Organization Trends
An Anti-Gun Pledge for Law Students
It’s the new theater in the messaging war.
Gun control activists have been broadly unsuccessful on the legislative and judicial fronts, forcing them to devise alternative methods of curtailing the Second Amendment rights of Americans. One tactic involves attempting to influence the career trajectory of future lawyers.
A new campaign seeks to persuade law students to pledge never to represent the firearms industry or other pro-gun interests in their future legal practice. It is yet another example of how anti-gun activists are increasingly looking to achieve their ultimate policy ends by undermining the industry itself, as well as attempting to delegitimize the entire culture of responsible gun ownership common to much of American society.
“I Will Not Work For…”
According to an April 27 press release announcing the campaign, new lawyers are “often forced” by their firms to represent “irresponsible” members of the firearms industry. To combat this alleged (and allegedly problematic) state of affairs, gun control activists have begun promoting a pledge among current law students. Its operative language reads as follows:
“I will not work for any firm that requires me to advocate on behalf of the gun industry or gun lobby. I will instead prioritize firms that actively fight gun violence and the industry that propagates it.”
The campaign thus seeks not only to discourage soon-to-be lawyers from providing legal representation to the firearms industry and other pro-gun interests, but also actively encourages them to attack those interests—to “kneecap” and “put the squeeze on” gun manufacturers, in the words of the left-of-center American Independent. The ultimate objective is as much to make major law firms think twice about taking on pro-gun clients as it is to recruit individual signatories.
The ”Law Student Gun Safety Pledge” is a joint project of the Giffords Law Center and March for Our Lives, two of the most prominent and well-funded gun control activist groups in the country. The 501(c)(3) nonprofit Giffords Law Center and its affiliated 501(c)(4) Giffords raised a combined $20.1 million in 2021, while the 501(c)(4) March for Our Lives Action Fund and its affiliated 501(c)(3) March for Our Lives Foundation raised a combined $5.3 million that same year—though that number presumably includes $1.75 million that the March for Our Lives Foundation transferred to its sister 501(c)(4) arm.
These groups have reportedly held campus events to promote the pledge at some of the country’s most well-known law schools, including UC Berkeley School of Law, Cardozo School of Law (Yeshiva University), CUNY School of Law, Vanderbilt Law School, and Yale Law School. There are plans to expand the campaign to more schools this fall. Giffords Law Center deputy chief counsel David Pucino told the American Independent that the message being conveyed to future lawyers is that not “anyone is entitled to your representation,” most especially those “reprehensible” members of the firearms industry who supposedly “aid and abet the gun violence epidemic.”
The Activist’s Fallback
More broadly, the anti-gun pledge being promoted to America’s law students is illustrative of a couple of themes that are common to many issue advocates, but which have become especially pronounced within the world of gun control activism.

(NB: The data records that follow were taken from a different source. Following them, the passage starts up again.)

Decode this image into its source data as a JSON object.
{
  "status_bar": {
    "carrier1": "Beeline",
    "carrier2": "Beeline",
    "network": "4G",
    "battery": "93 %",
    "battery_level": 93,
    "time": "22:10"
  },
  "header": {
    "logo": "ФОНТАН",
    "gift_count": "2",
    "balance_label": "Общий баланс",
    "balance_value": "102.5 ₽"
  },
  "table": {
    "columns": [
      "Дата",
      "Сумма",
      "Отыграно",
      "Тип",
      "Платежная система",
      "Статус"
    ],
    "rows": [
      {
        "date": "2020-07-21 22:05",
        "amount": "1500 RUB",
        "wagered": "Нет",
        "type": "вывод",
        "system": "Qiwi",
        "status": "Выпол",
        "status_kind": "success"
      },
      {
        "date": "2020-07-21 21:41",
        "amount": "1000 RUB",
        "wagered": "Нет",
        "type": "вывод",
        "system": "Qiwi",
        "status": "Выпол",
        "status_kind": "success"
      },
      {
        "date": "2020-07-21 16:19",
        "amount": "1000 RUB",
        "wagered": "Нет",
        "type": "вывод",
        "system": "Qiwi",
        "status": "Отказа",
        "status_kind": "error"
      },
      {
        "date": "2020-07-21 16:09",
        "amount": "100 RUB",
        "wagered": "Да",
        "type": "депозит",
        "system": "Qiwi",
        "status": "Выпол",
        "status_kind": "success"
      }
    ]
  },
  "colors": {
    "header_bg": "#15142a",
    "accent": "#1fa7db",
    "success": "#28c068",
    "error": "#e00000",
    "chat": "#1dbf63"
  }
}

First, when activists are unsuccessful at achieving their goals through traditional legislative and judicial routes—as gun control advocates largely have been—many turn to alternative means that they hope will ultimately achieve their desired ends. This has manifested itself in a multi-pronged attack on the firearms industry itself, with the rationale apparently being that if actual legal constraints on gun ownership are frequently a political and/or constitutional non-starter, practical commercial constraints would be the next-best thing. It’s cynical and rather undemocratic, but to a dyed-in-the-wool activist it can seem rational.
The anti-gun pledge—and its hoped-for impact on law firm clientele—can also be viewed as part of a broader effort to delegitimize firearms within American cultural and business life by painting pro-gun interests as categorically unworthy of mainstream legal representation. It’s the new theater in the messaging war. Such societal “de-normalization” is the true long-term prerequisite to achieving the comprehensive gun control desired by many of today’s activists.